In an interview with the author, Ted Robertson, one of the original founders and its first president, recalled his vision of what the club would become.
“His focus when he wrote the draft of the club constitution and called together some of his similar minded friends for the first meeting was to create a club of ‘owners of elderly sports cars to insure their preservation’.”
The original seven considered themselves more collectors than sportsmen. But, as happens when men meet cars, racing events soon followed. There were more and more events as years passed and the SCCA expanded into other regions, earning the club its recognition as a premier sanctioning body.
In his newest release, “The Gentlemen's Club: The Growth and Transition of American Sports Car Racing”, author Pete Hylton traces the evolution of the club and the sport from its rather staid roots as an elite organization of seven to the ranks of more than 50,000 members from all backgrounds.

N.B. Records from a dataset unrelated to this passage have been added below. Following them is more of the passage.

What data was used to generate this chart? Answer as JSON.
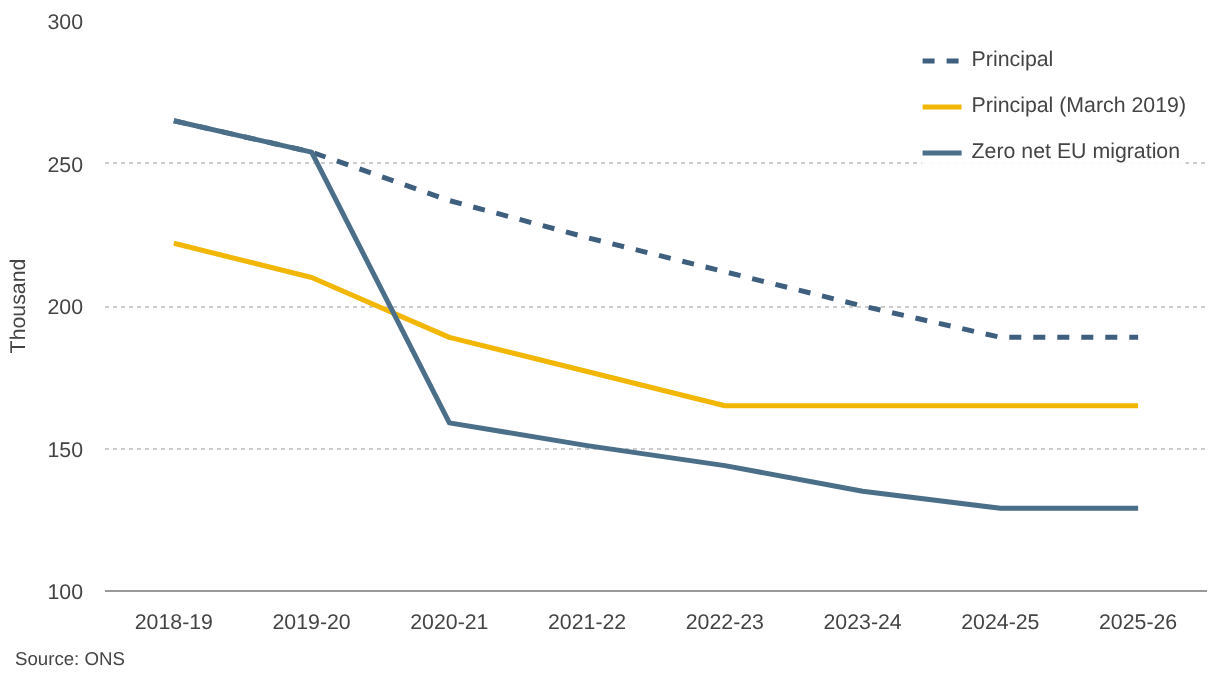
{
  "chart_data": {
    "type": "line",
    "ylabel": "Thousand",
    "categories": [
      "2018-19",
      "2019-20",
      "2020-21",
      "2021-22",
      "2022-23",
      "2023-24",
      "2024-25",
      "2025-26"
    ],
    "series": [
      {
        "name": "Principal",
        "color": "#3e5f7d",
        "line_style": "dashed",
        "values": [
          265,
          254,
          237,
          224,
          212,
          200,
          189,
          189
        ]
      },
      {
        "name": "Principal (March 2019)",
        "color": "#f2b705",
        "line_style": "solid",
        "values": [
          222,
          210,
          189,
          177,
          165,
          165,
          165,
          165
        ]
      },
      {
        "name": "Zero net EU migration",
        "color": "#4b6f88",
        "line_style": "solid",
        "values": [
          265,
          254,
          159,
          151,
          144,
          135,
          129,
          129
        ]
      }
    ],
    "ylim": [
      100,
      300
    ],
    "yticks": [
      100,
      150,
      200,
      250,
      300
    ],
    "grid": "y",
    "legend": "top right",
    "marker": "none",
    "annotations": [
      "Source: ONS"
    ]
  }
}
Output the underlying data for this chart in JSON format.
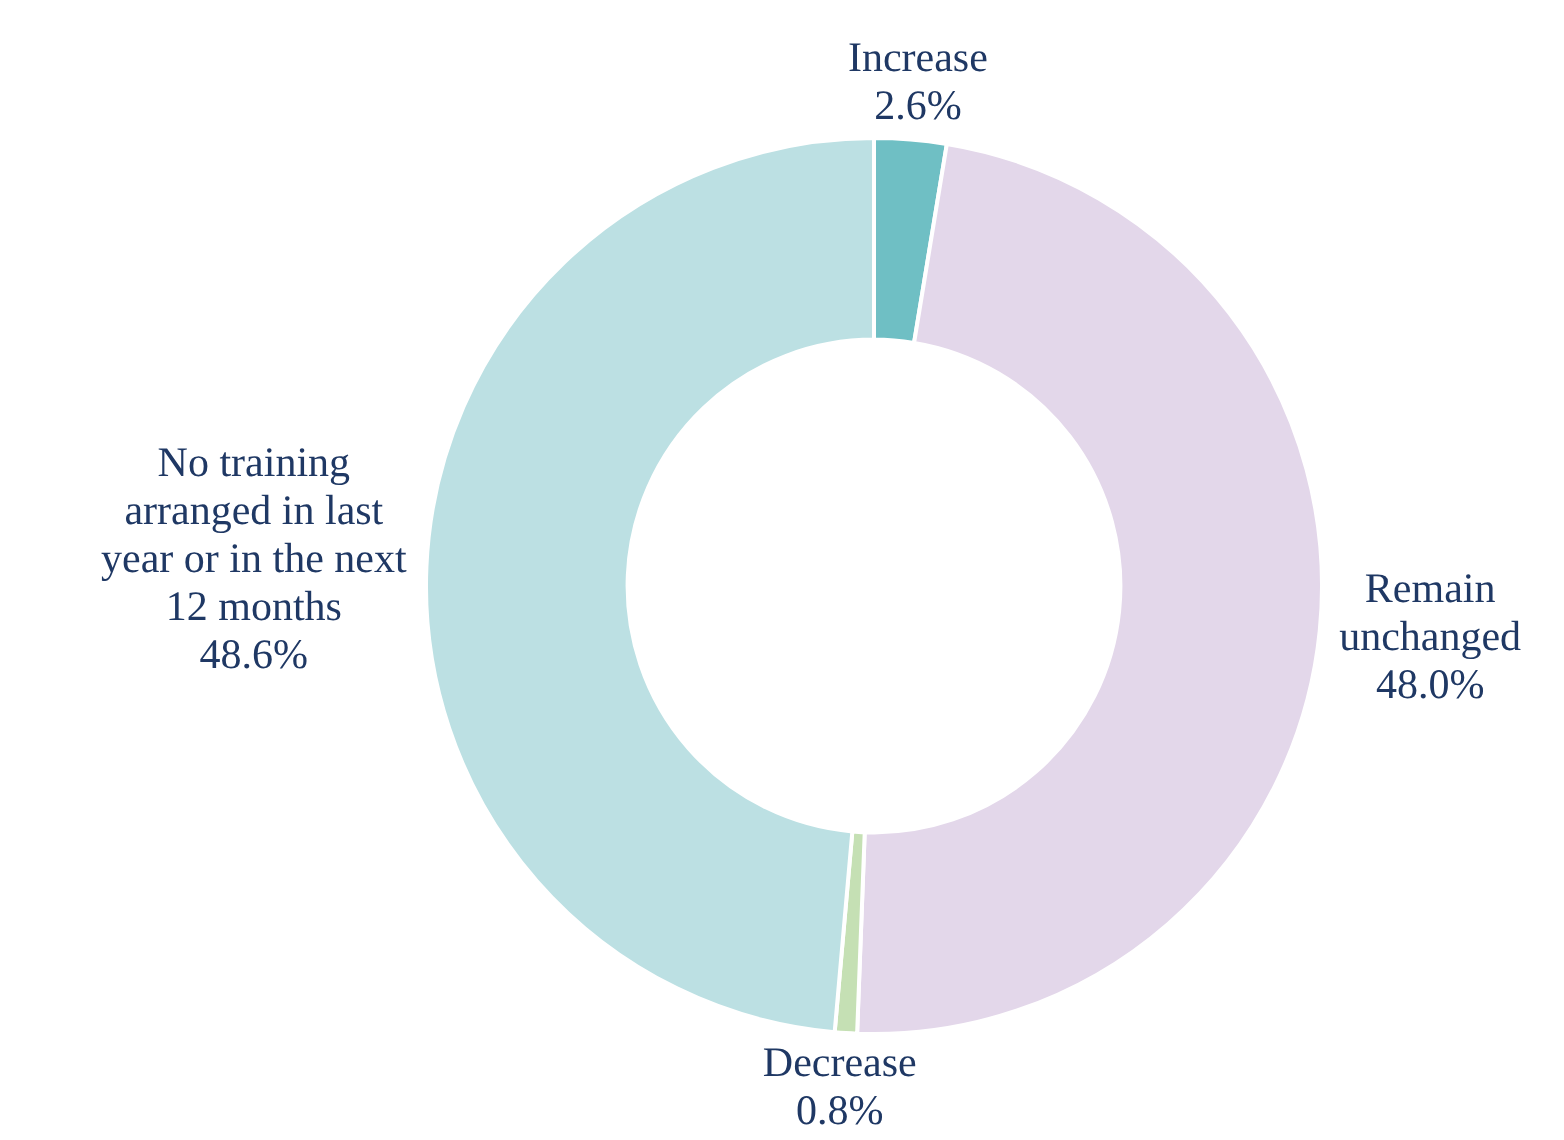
{
  "chart_data": {
    "type": "donut",
    "categories": [
      "Increase",
      "Remain unchanged",
      "Decrease",
      "No training arranged in last year or in the next 12 months"
    ],
    "values": [
      2.6,
      48.0,
      0.8,
      48.6
    ],
    "value_labels": [
      "2.6%",
      "48.0%",
      "0.8%",
      "48.6%"
    ],
    "colors": [
      "#6fbfc4",
      "#e3d7ea",
      "#c5e0b4",
      "#bce0e3"
    ],
    "legend": false
  }
}
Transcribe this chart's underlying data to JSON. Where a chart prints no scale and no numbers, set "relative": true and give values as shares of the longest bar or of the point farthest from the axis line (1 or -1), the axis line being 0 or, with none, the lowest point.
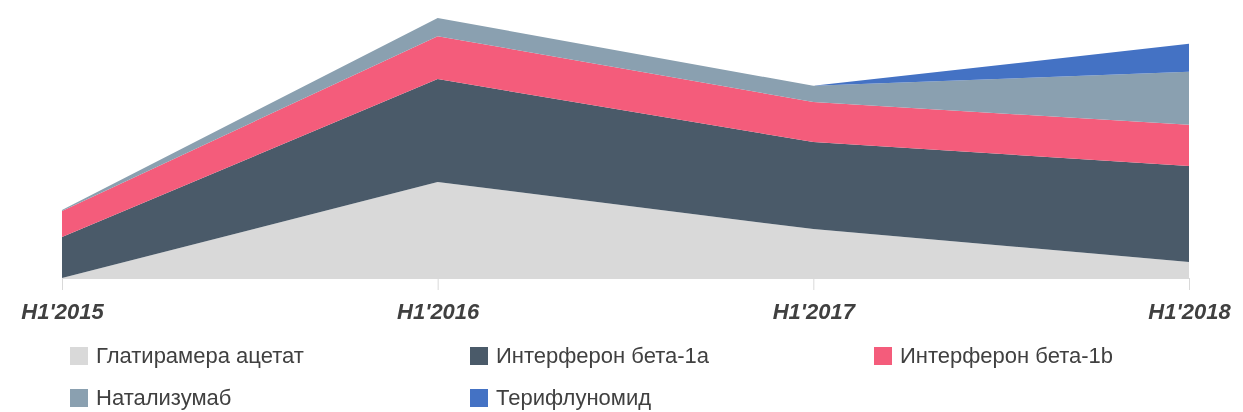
{
  "chart_data": {
    "type": "area",
    "stacked": true,
    "relative": true,
    "legend": "bottom",
    "categories": [
      "H1'2015",
      "H1'2016",
      "H1'2017",
      "H1'2018"
    ],
    "series": [
      {
        "name": "Глатирамера ацетат",
        "color": "#d9d9d9",
        "values": [
          0,
          0.369,
          0.188,
          0.062
        ]
      },
      {
        "name": "Интерферон бета-1a",
        "color": "#4a5a69",
        "values": [
          0.158,
          0.396,
          0.335,
          0.369
        ]
      },
      {
        "name": "Интерферон бета-1b",
        "color": "#f45c7b",
        "values": [
          0.1,
          0.165,
          0.154,
          0.158
        ]
      },
      {
        "name": "Натализумаб",
        "color": "#8aa0b0",
        "values": [
          0.004,
          0.07,
          0.062,
          0.204
        ]
      },
      {
        "name": "Терифлуномид",
        "color": "#4472c4",
        "values": [
          0,
          0,
          0,
          0.108
        ]
      }
    ]
  }
}
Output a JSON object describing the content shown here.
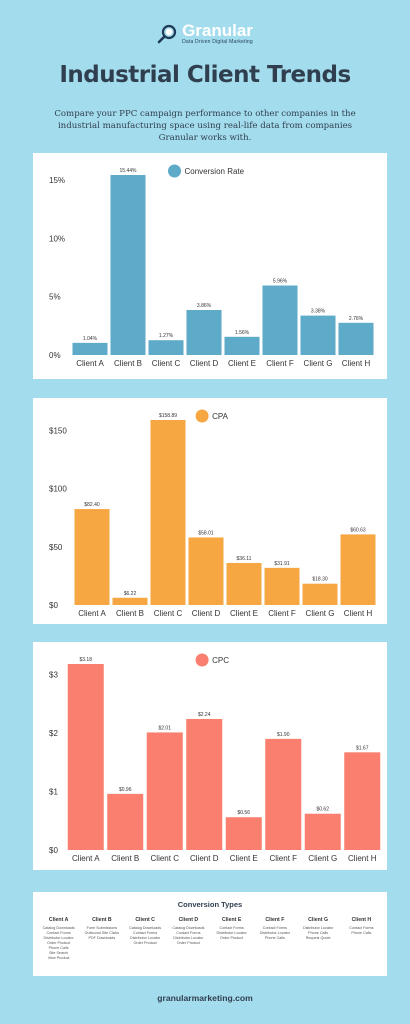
{
  "header": {
    "logo_name": "Granular",
    "logo_tagline": "Data Driven Digital Marketing",
    "title": "Industrial Client Trends",
    "subtitle": "Compare your PPC campaign performance to other companies in the industrial manufacturing space using real-life data from companies Granular works with."
  },
  "chart_data": [
    {
      "type": "bar",
      "title": "Conversion Rate",
      "color": "#5eaac9",
      "categories": [
        "Client A",
        "Client B",
        "Client C",
        "Client D",
        "Client E",
        "Client F",
        "Client G",
        "Client H"
      ],
      "values": [
        1.04,
        15.44,
        1.27,
        3.86,
        1.56,
        5.96,
        3.38,
        2.76
      ],
      "labels": [
        "1.04%",
        "15.44%",
        "1.27%",
        "3.86%",
        "1.56%",
        "5.96%",
        "3.38%",
        "2.76%"
      ],
      "yticks": [
        0,
        5,
        10,
        15
      ],
      "ytick_labels": [
        "0%",
        "5%",
        "10%",
        "15%"
      ],
      "ylim": [
        0,
        15.44
      ],
      "legend": "top-center"
    },
    {
      "type": "bar",
      "title": "CPA",
      "color": "#f6a742",
      "categories": [
        "Client A",
        "Client B",
        "Client C",
        "Client D",
        "Client E",
        "Client F",
        "Client G",
        "Client H"
      ],
      "values": [
        82.4,
        6.22,
        158.89,
        58.01,
        36.11,
        31.91,
        18.3,
        60.63
      ],
      "labels": [
        "$82.40",
        "$6.22",
        "$158.89",
        "$58.01",
        "$36.11",
        "$31.91",
        "$18.30",
        "$60.63"
      ],
      "yticks": [
        0,
        50,
        100,
        150
      ],
      "ytick_labels": [
        "$0",
        "$50",
        "$100",
        "$150"
      ],
      "ylim": [
        0,
        158.89
      ],
      "legend": "top-center"
    },
    {
      "type": "bar",
      "title": "CPC",
      "color": "#fa7f6e",
      "categories": [
        "Client A",
        "Client B",
        "Client C",
        "Client D",
        "Client E",
        "Client F",
        "Client G",
        "Client H"
      ],
      "values": [
        3.18,
        0.96,
        2.01,
        2.24,
        0.56,
        1.9,
        0.62,
        1.67
      ],
      "labels": [
        "$3.18",
        "$0.96",
        "$2.01",
        "$2.24",
        "$0.56",
        "$1.90",
        "$0.62",
        "$1.67"
      ],
      "yticks": [
        0,
        1,
        2,
        3
      ],
      "ytick_labels": [
        "$0",
        "$1",
        "$2",
        "$3"
      ],
      "ylim": [
        0,
        3.18
      ],
      "legend": "top-center"
    }
  ],
  "conversion_types": {
    "title": "Conversion Types",
    "clients": [
      {
        "name": "Client A",
        "items": [
          "Catalog Downloads",
          "Contact Forms",
          "Distributor Locator",
          "Order Product",
          "Phone Calls",
          "Site Search",
          "View Product"
        ]
      },
      {
        "name": "Client B",
        "items": [
          "Form Submissions",
          "Outbound Site Clicks",
          "PDF Downloads"
        ]
      },
      {
        "name": "Client C",
        "items": [
          "Catalog Downloads",
          "Contact Forms",
          "Distributor Locator",
          "Order Product"
        ]
      },
      {
        "name": "Client D",
        "items": [
          "Catalog Downloads",
          "Contact Forms",
          "Distributor Locator",
          "Order Product"
        ]
      },
      {
        "name": "Client E",
        "items": [
          "Contact Forms",
          "Distributor Locator",
          "Order Product"
        ]
      },
      {
        "name": "Client F",
        "items": [
          "Contact Forms",
          "Distributor Locator",
          "Phone Calls"
        ]
      },
      {
        "name": "Client G",
        "items": [
          "Distributor Locator",
          "Phone Calls",
          "Request Quote"
        ]
      },
      {
        "name": "Client H",
        "items": [
          "Contact Forms",
          "Phone Calls"
        ]
      }
    ]
  },
  "footer": {
    "url": "granularmarketing.com"
  }
}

As racing grew in popularity during the 1940's and 1950's, racing organizations came and went, often in amid a flurry of ill will and harsh words. Hylton records the clash between the SCCA and the United States Auto Club (USAC); the confrontation between the American Automobile Association and the SCCA; and the fight between opposing factions within the SCCA over whether or not to adopt professional racing.
The book includes detailed accounts and vintage photos of the “race no one remembers”--the international challenge race, held in 1951, between the team of SCCA drivers representing the United States and a team of Argentine drivers from Buenos Aries. Hylton also wrote a chapter on the “much maligned and misunderstood” Second Can-Am series (1977 to 1986). Of course, there are plenty of stories and photos of the cars and the drivers from the early years.
This is Hylton’s second book. His first, Ghost Tracks, was released in 2007. A sequel, More Ghost Tracks, is scheduled for release later this year.